In the entire history of America I can think of maybe 3 brief moments of political stability that weren't outright engineered fantasies. The two that are relevant to modern times are the 1950s and the 1990s. Both of these were the result of America winning a war of conquest.


Really love this, seriously great analysis (even though I'd quibble on a few points).

Stability is a relative thing though. It's hard to judge this except in relation to what other countries were doing.

>Various Euro nations

Suicided in 1900s and destroyed everything they built

>China

Collapse, civil war, famine, poverty

*pretty good for ~30 years


That's not as bad as what a lot of nations have dealt with

Consider the turbulence that China experienced over the same 250 years, for example


For 250 years that sounds very stable compared to many other countries

> Today there are more options like the Euro that didn’t exist in the 90s

Yet the Euro peaked back in 2009 and has been declining ever since.

At this point its share is not that massively higher than that of the German mark back in the 90s.


when do we reach a tipping point for rapid decline?

seems like once it starts falling, it would accelerate.


There's an excellent and eerily prescient novel that attempts to portray what such a "tipping point" might look like, and when it could arrive: https://en.wikipedia.org/wiki/The_Mandibles

There is a pretty good chance you're right on top of it.

EU can easily pull the plug on Euro as a reserve currency if they confiscate the money of a certain country and give it to another one. That would be the "front fell off" moment for Euro.

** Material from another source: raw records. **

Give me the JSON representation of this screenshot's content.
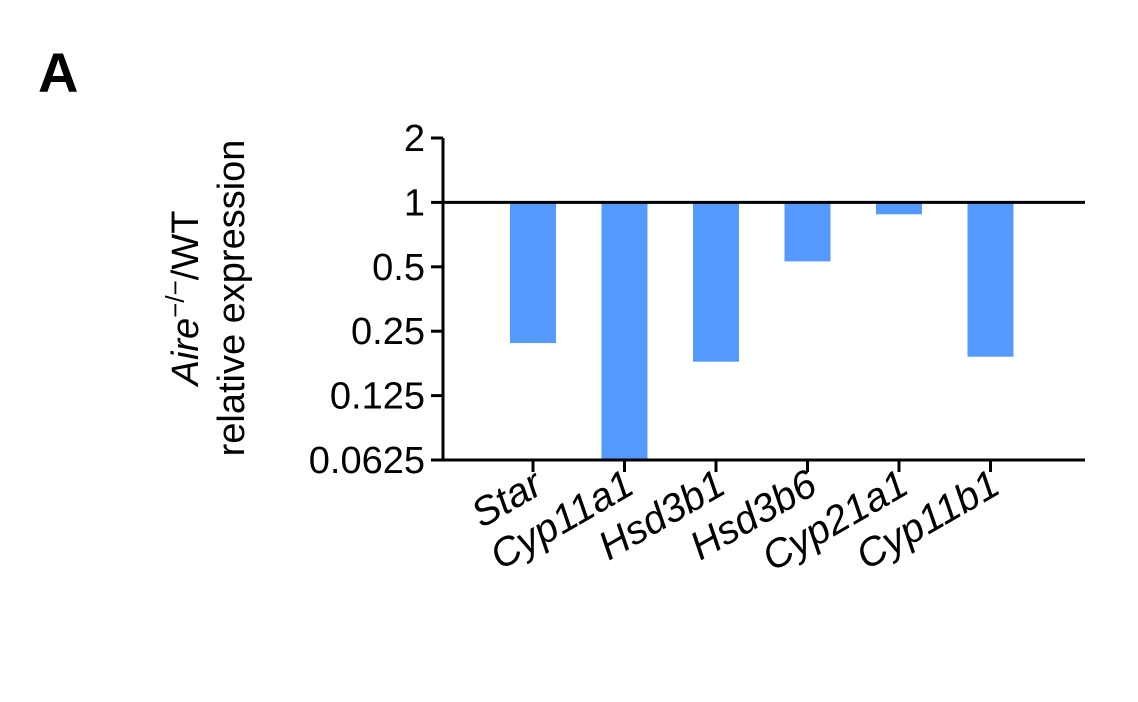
{
  "panel_label": "A",
  "chart_data": {
    "type": "bar",
    "scale": "log2",
    "baseline": 1,
    "categories": [
      "Star",
      "Cyp11a1",
      "Hsd3b1",
      "Hsd3b6",
      "Cyp21a1",
      "Cyp11b1"
    ],
    "values": [
      0.22,
      0.0625,
      0.18,
      0.53,
      0.88,
      0.19
    ],
    "ylim": [
      0.0625,
      2
    ],
    "yticks": [
      2,
      1,
      0.5,
      0.25,
      0.125,
      0.0625
    ],
    "ytick_labels": [
      "2",
      "1",
      "0.5",
      "0.25",
      "0.125",
      "0.0625"
    ],
    "ylabel": {
      "line1_gene": "Aire",
      "line1_superscript": "−/−",
      "line1_suffix": "/WT",
      "line2": "relative expression"
    },
    "bar_color": "#5599ff",
    "grid": false,
    "legend": "none"
  }
}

Except they didn't and instead borrowed money for the other country. But more importantly, there seems to be a process in place, where a collective of rational actors makes choices, rather than someone who states he can go to war because he didn't get the Nobel Peace Prize.

(Still disappointed that the winner of the FIFA peace prize wants to go to war /s.)


It may also point not just to decline in US stability but other areas of the world with stable monetary policy compared to the 90s

While maybe true, the history of direct democratic control of monetary policy is not a pretty one.

Neither is the history of control of the money supply by private financial institutions.

the fed has been doing a pretty good job for the last 100+ years. I'm not a fan of the 'we'll let's just try it this other way, we haven't in awhile' argumentation.